Researchers in the United States create new types of synthetic materials

Mar 9, 2012 21:31 GMT  ·  By
This is the structure of the new light-absorbent metamaterial developed at MIT
   This is the structure of the new light-absorbent metamaterial developed at MIT

A team of experts from the Massachusetts Institute of Technology (MIT), in Cambridge, announces the development of a new type of metamaterials, which they say can absorb light at multiple wavelengths with extreme efficiency.

The accomplishment could open the way for a brand-new generation of optical sensors and advanced solar cells, which would take advantage of all available photons in their environment. This could lead to high conversion rates, enough maybe to allow renewable energy to compete with fossil fuels.

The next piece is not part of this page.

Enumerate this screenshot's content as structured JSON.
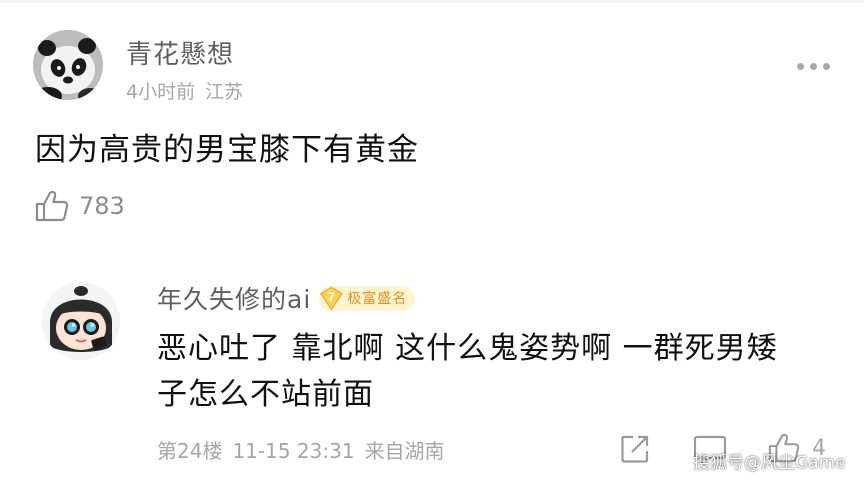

Metamaterials represent a class of artificial substances that are manmade, and do not occur in nature. They are designed in such a way that they can complete tasks which no other material can, such as for instance bending light.

This class of materials is currently being used to create advanced superlenses, innovative antennae systems, extreme-sensitivity detectors and invisibility cloaks that hide objects from light at multiple wavelengths. All this is made possible by the metamaterials' own internal structure.

What the MIT team did was basically extend the range of uses for which these materials are well suited. Rather than bending photons around an object – such as in an invisibility cloak – the substances created at the Institute can absorb light particles with extreme efficiency.

In fact, members of the group say, the materials can trap light traveling at multiple wavelengths, which means that optical detectors based on them could be sensitive to infrared and ultraviolet light as well.

MIT Department of Mechanical Engineering professor Nicholas X. Fang says that the new metamaterials use a pattern of wedge-shaped ridges, which enable it to capture light at extremely varied angles of incidence.

Fang is also the Brit and Alex d’Arbeloff Career Development Associate Professor in Engineering Design at the Institute. The metamaterials he and his team developed are both lightweight and thin, making them very cost-effective to produce.

The expert compares the new material to the way the cochlea in the inner ear works. “Our ears separate different frequencies and gather them at different depths,” he says, adding that the wedges on the material ensure that different types of photons are harvested at different depths.

“What we have done is to design a multilayer sawtooth structure that can absorb a wide range of frequencies” with an efficiency of more than 95 percent, adds MIT postdoctoral student Kin Hung Fung. He is a co-author of a paper detailing the work, which appears in the latest issue of the esteemed journal Nano Letters.

Funding for this study was provided by the US National Science Foundation (NSF), the National Natural Science Foundation of China and the Asian Office of Aerospace Research and Development.